Ausgehend davon, dass „Geschlecht eine universale Kategorie ist und kulturell-gesellschaftliche Akte in grundsätzlicher Weise prägt“[1], umfassen Gender Studies eine Vielzahl an verschiedenen theoretischen und methodischen Ansätzen. Im Unterschied zum Feminismus baut die Genderforschung auf der Dynamik von Geschlechterdifferenz und -identität auf, die sozial und kulturell hergestellt und ständig neu konstruiert und aufrechterhalten wird. Diese relational definierten Positionen erweitern die Zusammenhänge außerdem mit weiteren Kategorien, wie Ethnizität (Race) und Klassenzugehörigkeit (Class).
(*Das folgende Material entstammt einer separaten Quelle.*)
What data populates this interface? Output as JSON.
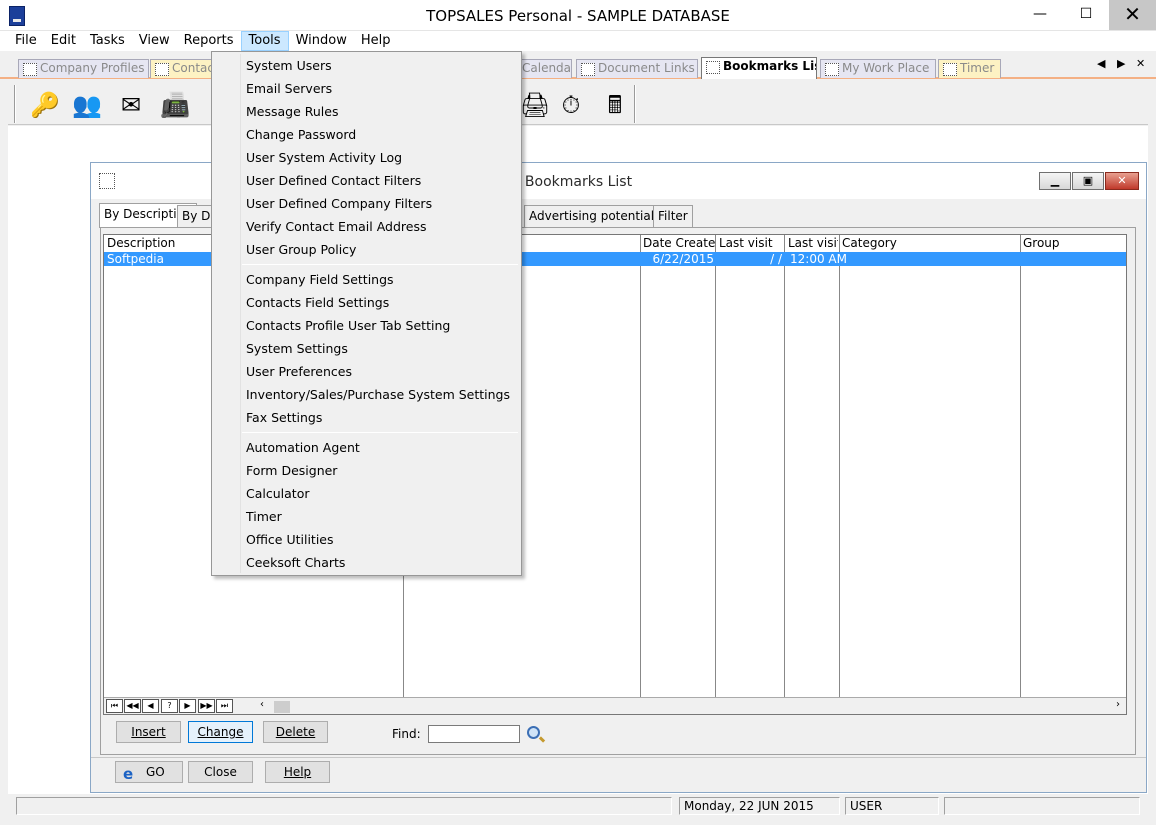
{
  "window": {
    "title": "TOPSALES Personal - SAMPLE DATABASE",
    "minimize": "—",
    "maximize": "☐",
    "close": "✕"
  },
  "menu": [
    "File",
    "Edit",
    "Tasks",
    "View",
    "Reports",
    "Tools",
    "Window",
    "Help"
  ],
  "top_tabs": [
    "Company Profiles",
    "Contacts",
    "Calendar",
    "Document Links",
    "Bookmarks List",
    "My Work Place",
    "Timer"
  ],
  "tab_nav": {
    "prev": "◀",
    "next": "▶",
    "close": "✕"
  },
  "child_window": {
    "title": "Bookmarks List",
    "tabs": [
      "By Description",
      "By Date",
      "Advertising potential rank",
      "Filter"
    ],
    "columns": [
      "Description",
      "Date Created",
      "Last visit",
      "Last visit ti",
      "Category",
      "Group"
    ],
    "rows": [
      {
        "description": "Softpedia",
        "date_created": "6/22/2015",
        "last_visit": "/  /",
        "last_visit_time": "12:00 AM",
        "category": "",
        "group": ""
      }
    ],
    "navigator": [
      "⏮",
      "◀◀",
      "◀",
      "?",
      "▶",
      "▶▶",
      "⏭"
    ],
    "buttons": {
      "insert": "Insert",
      "change": "Change",
      "delete": "Delete",
      "find_label": "Find:",
      "go": "GO",
      "close": "Close",
      "help": "Help"
    }
  },
  "tools_menu": {
    "group1": [
      "System Users",
      "Email Servers",
      "Message Rules",
      "Change Password",
      "User System Activity Log",
      "User Defined Contact Filters",
      "User Defined Company Filters",
      "Verify Contact Email Address",
      "User Group Policy"
    ],
    "group2": [
      "Company Field Settings",
      "Contacts Field Settings",
      "Contacts Profile User Tab Setting",
      "System Settings",
      "User Preferences",
      "Inventory/Sales/Purchase System Settings",
      "Fax Settings"
    ],
    "group3": [
      "Automation Agent",
      "Form Designer",
      "Calculator",
      "Timer",
      "Office Utilities",
      "Ceeksoft Charts"
    ]
  },
  "status": {
    "date": "Monday, 22 JUN 2015",
    "user": "USER"
  }
}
Die Entwicklungen weg von einer dezidierten Frauenforschung hin zu intersektionalen Konzepten berücksichtigt in diesem Sinne die Überkreuzungen bzw. das Zusammenwirken dieser sozialen Kategorien.

 

Die Konstruktionsmechanismen und Regelsysteme, die das soziale Geschlecht organisieren und für die Einhaltung der Normen sorgen, zeigen deutlich, wer von der binären Matrix abweicht, wie Schwule, Lesben und Transsexuelle. Im Anschluss an ihre Heterosexualitätskritik konzentrieren sich die Gender Studies darum auf minoritäre Formen des Begehrens, in diesem Sinne beschäftigen sich die zum Teil mit den Gender Studies zusammenfallenden Queer Studies mit schräg von der Norm befindlichem Begehren. Dabei geht es auch darum, heteronorme Diskurse zu überwinden, ohne ihrerseits normative Anforderungen und Hierarchisierungen zu produzieren.[2]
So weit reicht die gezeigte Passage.